There are some limitations to this study. On the one hand, pretreatment biopsy was not mandatory when patients were enrolled. However, differences in HER2 expression before and after trastuzumab were reported in HER2-positive gastric cancer and it is related with efficacy of trastuzumab in cross-line therapy [2, 3].Therefore, it is imperative to update HER2 status just before treatment. On the other hand, HER2 status was defined based on detection methods of IHC and FISH. With the development of next-generation sequencing and liquid biopsy, circulating tumor DNA sequencing has provided novel insights into HER2 gene alterations, and overcame heterogeneity of HER2 expression to some degree [26]. Thus, further optimization of detection methods might be required to identify patients that could benefit from treatment with RC48.

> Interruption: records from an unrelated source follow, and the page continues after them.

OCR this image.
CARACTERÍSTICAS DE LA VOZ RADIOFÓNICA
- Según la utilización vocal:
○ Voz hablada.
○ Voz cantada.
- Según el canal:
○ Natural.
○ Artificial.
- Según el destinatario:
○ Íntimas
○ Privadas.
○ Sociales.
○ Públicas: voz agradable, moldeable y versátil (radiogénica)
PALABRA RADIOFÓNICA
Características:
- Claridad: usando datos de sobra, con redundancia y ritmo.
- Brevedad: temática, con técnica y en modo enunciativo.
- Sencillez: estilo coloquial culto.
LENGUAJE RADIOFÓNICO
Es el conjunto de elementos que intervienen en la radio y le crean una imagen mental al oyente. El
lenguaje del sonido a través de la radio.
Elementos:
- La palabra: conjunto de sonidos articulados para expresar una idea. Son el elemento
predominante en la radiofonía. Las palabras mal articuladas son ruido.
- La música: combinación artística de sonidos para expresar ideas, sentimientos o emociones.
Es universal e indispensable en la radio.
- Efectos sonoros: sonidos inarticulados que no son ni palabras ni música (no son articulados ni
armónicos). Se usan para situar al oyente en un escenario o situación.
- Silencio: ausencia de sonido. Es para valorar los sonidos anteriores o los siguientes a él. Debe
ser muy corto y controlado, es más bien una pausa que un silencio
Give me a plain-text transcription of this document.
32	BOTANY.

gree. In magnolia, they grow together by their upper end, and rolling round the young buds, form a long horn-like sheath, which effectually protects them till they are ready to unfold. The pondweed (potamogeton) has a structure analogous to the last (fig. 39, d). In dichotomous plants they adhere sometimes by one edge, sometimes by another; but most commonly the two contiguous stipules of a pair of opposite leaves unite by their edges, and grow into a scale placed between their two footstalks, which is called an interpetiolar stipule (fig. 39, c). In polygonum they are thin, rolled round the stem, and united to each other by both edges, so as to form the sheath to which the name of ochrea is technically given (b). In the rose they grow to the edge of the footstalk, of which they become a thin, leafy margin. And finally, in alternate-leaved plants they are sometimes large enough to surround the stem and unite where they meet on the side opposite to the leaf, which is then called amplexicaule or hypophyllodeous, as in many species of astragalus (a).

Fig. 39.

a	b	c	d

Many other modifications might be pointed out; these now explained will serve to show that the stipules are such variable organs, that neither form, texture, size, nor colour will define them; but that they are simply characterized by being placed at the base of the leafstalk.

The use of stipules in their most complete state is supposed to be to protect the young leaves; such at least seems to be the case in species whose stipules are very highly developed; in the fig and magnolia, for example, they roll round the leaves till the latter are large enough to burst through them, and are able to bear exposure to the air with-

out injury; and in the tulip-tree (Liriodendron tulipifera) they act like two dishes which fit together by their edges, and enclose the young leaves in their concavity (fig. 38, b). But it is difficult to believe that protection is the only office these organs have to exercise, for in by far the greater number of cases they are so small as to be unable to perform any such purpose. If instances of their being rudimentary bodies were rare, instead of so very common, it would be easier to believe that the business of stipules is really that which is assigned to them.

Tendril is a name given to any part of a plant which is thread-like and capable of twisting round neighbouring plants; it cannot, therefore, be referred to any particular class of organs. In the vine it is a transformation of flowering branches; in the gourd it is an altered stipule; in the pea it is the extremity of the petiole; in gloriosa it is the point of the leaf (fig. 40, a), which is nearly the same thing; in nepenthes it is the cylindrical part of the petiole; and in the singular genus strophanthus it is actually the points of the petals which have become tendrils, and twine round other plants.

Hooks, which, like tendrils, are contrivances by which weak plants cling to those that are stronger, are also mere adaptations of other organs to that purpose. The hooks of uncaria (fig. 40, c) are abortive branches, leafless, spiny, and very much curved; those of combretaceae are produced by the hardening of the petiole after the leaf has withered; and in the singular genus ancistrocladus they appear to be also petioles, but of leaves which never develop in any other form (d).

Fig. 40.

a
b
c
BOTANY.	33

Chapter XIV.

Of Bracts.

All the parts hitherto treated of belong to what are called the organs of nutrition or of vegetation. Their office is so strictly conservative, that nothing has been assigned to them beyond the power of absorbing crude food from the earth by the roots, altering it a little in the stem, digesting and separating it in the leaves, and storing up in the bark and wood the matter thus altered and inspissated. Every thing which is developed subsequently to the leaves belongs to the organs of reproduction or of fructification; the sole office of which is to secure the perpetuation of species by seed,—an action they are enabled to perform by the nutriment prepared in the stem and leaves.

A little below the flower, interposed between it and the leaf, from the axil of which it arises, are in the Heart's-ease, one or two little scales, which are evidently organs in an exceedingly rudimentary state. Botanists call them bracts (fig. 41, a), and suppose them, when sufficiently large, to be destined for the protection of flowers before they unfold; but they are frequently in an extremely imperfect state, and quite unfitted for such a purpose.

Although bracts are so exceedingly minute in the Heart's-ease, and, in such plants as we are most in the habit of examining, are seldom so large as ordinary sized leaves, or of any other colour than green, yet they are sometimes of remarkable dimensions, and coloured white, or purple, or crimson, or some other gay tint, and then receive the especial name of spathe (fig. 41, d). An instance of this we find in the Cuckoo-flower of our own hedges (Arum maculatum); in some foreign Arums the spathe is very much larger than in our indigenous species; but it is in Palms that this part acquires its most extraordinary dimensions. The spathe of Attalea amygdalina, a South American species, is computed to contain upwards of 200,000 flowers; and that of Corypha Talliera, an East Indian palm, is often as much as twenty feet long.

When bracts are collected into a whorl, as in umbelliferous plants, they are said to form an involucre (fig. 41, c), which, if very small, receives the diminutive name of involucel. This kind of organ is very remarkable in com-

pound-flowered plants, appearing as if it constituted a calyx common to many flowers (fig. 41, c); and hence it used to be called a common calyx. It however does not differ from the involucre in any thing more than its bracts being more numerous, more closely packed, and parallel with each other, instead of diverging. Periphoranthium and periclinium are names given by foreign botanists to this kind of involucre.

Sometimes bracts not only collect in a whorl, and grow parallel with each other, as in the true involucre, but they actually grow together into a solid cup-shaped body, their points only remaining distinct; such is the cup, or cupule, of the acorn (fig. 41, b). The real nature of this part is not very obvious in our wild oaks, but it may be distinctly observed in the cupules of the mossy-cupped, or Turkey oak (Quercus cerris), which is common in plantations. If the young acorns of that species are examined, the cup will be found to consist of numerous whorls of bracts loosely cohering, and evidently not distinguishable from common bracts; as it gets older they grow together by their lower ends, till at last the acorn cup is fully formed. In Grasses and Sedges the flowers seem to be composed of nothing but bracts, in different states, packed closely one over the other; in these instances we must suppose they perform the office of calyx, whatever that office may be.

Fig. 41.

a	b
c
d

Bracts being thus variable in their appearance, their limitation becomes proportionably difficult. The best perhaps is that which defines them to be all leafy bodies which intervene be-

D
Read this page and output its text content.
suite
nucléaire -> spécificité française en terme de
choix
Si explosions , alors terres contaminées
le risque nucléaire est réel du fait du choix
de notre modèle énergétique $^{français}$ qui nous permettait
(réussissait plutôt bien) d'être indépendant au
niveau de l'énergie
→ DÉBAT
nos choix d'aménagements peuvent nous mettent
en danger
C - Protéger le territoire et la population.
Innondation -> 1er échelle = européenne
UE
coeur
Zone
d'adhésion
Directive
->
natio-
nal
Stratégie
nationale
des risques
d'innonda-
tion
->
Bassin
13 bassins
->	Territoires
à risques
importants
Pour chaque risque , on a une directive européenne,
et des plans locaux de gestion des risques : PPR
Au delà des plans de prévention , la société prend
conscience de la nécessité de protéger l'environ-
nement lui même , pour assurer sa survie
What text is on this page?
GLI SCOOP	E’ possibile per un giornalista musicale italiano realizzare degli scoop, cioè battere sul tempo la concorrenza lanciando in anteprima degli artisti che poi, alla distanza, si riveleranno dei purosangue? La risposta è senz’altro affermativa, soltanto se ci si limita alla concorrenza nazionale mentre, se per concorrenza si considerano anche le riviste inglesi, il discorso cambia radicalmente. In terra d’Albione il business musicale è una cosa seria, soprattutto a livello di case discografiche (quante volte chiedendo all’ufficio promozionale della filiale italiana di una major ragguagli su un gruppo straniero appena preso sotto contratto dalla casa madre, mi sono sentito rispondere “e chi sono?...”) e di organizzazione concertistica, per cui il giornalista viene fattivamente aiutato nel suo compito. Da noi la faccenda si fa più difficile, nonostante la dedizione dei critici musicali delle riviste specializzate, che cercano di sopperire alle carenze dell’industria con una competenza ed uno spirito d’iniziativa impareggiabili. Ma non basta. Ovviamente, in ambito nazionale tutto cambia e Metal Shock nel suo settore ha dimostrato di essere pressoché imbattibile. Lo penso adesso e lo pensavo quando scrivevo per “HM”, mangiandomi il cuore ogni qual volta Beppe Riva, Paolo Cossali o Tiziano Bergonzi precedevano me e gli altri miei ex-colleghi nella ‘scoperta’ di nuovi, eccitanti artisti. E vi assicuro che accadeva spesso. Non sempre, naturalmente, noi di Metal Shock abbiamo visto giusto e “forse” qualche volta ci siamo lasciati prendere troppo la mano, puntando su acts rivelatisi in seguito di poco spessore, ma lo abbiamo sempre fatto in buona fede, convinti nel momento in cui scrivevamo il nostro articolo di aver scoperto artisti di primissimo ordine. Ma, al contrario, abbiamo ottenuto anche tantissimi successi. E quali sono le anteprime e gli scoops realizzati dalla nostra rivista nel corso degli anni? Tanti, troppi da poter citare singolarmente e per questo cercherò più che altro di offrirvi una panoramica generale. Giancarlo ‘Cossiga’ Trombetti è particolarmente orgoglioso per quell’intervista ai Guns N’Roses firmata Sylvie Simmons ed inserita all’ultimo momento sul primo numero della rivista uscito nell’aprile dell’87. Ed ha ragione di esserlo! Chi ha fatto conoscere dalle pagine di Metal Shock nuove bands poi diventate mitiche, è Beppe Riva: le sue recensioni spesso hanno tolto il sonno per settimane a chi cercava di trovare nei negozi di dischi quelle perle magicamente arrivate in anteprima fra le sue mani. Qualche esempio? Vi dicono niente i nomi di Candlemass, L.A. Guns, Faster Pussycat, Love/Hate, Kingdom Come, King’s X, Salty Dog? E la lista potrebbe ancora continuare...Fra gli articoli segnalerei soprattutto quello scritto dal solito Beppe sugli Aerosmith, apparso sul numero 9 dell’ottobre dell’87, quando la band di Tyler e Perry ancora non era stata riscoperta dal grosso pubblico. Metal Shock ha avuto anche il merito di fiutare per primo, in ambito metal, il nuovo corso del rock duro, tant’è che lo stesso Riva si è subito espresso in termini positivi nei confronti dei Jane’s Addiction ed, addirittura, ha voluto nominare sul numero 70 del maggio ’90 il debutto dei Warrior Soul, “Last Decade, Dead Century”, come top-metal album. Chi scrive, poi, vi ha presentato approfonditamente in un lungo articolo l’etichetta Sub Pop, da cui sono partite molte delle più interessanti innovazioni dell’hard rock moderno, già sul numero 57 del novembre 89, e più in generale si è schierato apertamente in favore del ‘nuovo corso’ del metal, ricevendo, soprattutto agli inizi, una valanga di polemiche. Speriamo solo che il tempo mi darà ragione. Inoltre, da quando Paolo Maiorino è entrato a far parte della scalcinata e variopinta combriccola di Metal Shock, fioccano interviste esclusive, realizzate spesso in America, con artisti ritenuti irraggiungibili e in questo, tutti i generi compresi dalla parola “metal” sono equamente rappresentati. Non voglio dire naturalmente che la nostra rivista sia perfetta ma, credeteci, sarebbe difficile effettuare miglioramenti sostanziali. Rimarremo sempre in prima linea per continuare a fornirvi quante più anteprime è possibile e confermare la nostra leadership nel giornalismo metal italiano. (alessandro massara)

In summary, in this phase I study, RC48 showed preliminary anti-tumor activity and a manageable safety profile in patients with advanced HER2-positive gastric cancer, including those with HER2 2+/FISH−, and those pre-treated with HER2-targeted drugs. Findings from this study remain to be confirmed in further investigation. Phase II studies have been initiated to confirm these promising findings in HER2-positive gastric cancer (NCT03556345) and urothelial cancer patients (NCT03809013).

Conclusion

RC48 is associated with mild toxicity and substantial clinical activity in HER2 positive solid tumors, particularly offering potential efficacy in HER2 low expression gastric cancers. Phase II trials in patients with advanced HER2-positive gastric cancer and urothelial cancer have been initiated to confirm these promising findings.